APAC property transaction volumes up; regional REITS top USD100 billion

Real estate transaction volumes in Asia-Pacific have continued their upward trend that started in early 2009, although volumes declined 23 percent quarter-on-quarter to USD21.4 billion in the first quarter of this year, according to a report produced by the Asia Pacific Real Estate Association (APREA), which promotes and represents the real estate sector on a regional basis, and Real Capital Analytics (RCA).
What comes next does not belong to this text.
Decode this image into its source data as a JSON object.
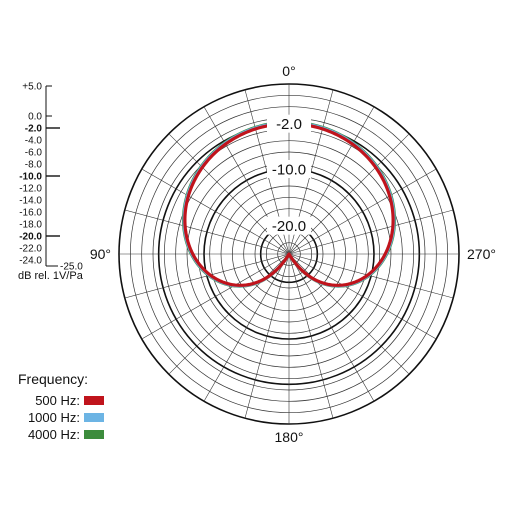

Peter Mitchell, CEO of APREA, says, “All major markets in Asia experienced this fall in transaction volumes in the last quarter, with the exception of Japan where the volume actually increased by 122 percent. The majority of the transactions are coming from Japan, China, Hong Kong and Singapore.” “However, the overall clear trend over the last two years is the substantial increase in transaction volumes in Asia and the increasing activity amongst domestic players and the correspondingly diminishing level of cross-border activity”.
 
Global transaction volumes dropped in the first quarter of the year by 31percent. However, the total transaction volume was the second highest since the third quarter of 2008. Asia-Pacific transaction volumes contributed to 22.4 percent of the global total, up from 15 percent recorded in the fourth quarter of 2010. All sectors in the region experienced a fall in transaction volume, except for residential apartments which saw an increase of 10 percent.. According to the report, movements in Asia Pacific cap rates were mixed over the quarter with retail, office and apartment cap rates showing signs of easing. Industrial, and particularly hotel, cap rates showed signs of tightening.
 
The first quarter of 2011 also saw a pronounced decrease in cross-border acquisition activity, both intra Asia Pacific and from outside the region. In fact, cross-border transaction activity has reduced substantially since third quarter of 2008 and the level in the last quarter is the lowest since RCA began capturing Asia Pacific transaction data four years ago. Domestic players continue to dominate as buyers (91 percent) and sellers (73 percent).
 
According to the report, major transactions at the beginning of the year included Otemachi PAL in Japan, Capital Square in Singapore, The Fifth Square in Beijing and The Centre in Shanghai. APREA also reports that market capitalization of the Asian REIT market (ex-Australia) has topped USD100 billion for the first time, reaching USD101.1 billion as of April 29 this year. The market has recovered well since the peak of the financial crisis when it stood at USD66 billion in March 2009.
 
In its latest Asian REITs monthly report, it says that the upturn is due partly to the recovery in Singapore where the market cap increased from USD7.8 billion in March 2009 to USD31.8 billion over this period, an increase of 307.7 percent. It is also due to new listings, including the recently listed Mapletree Commercial Trust in Singapore and Hui Xian REIT in Hong Kong, the 15th largest REIT in the region.
 
Peter Mitchell, CEO of APREA, notes, ‘With announced acquisitions and other rumoured IPOs in Japan, Singapore and Malaysia, the continued strong growth in the overall size of the Asian REIT market looks set to continue. In addition, the space of less than 10 years Asian REITs have become a significant product in the global real estate universe and the market is now significantly larger than the Australian REIT market.”
 
Looking at the Asia-Pacific REIT market, including Australia, The A-REIT (45.5 percent), J-REIT (24.5 percent) and S-REIT (17.3 percent) markets account for 87.3 percent of the market on a capitalization basis, which at USD187.9 billion, was still 8.3 percent below the peak attained in October 2007, due to a continued lag in Australia.
 
In addition to Singapore, strong growth was seen in Japan and Hong Kong. From March 2009 to April 29, 2011, the market cap of Hong Kong REITS increased by 156.4 percent and J-REITs by 96.3 percent.
 
The 20 best performing Asian REITs (by 12-month total return) comprise eight J-REITs, six Hong Kong REITs, one S-REIT, two Taiwan REITs and three Thailand REITs. By contrast, the worst performing Asian REITs (by 12-month total return), all with negative returns, include eight Thailand REITs, five J-REITs, four S-REITs and one Korean REIT.
 
Japan REITs continue to make up the majority of the worst performing Asian REITs, by three-year total return. Over a longer period (of three years), stocks from some of the smaller markets have outperformed with REITs from Malaysia (5), Thailand (3) and one Taiwan REIT featuring in the top 20, alongside Japan, Singapore and Hong Kong.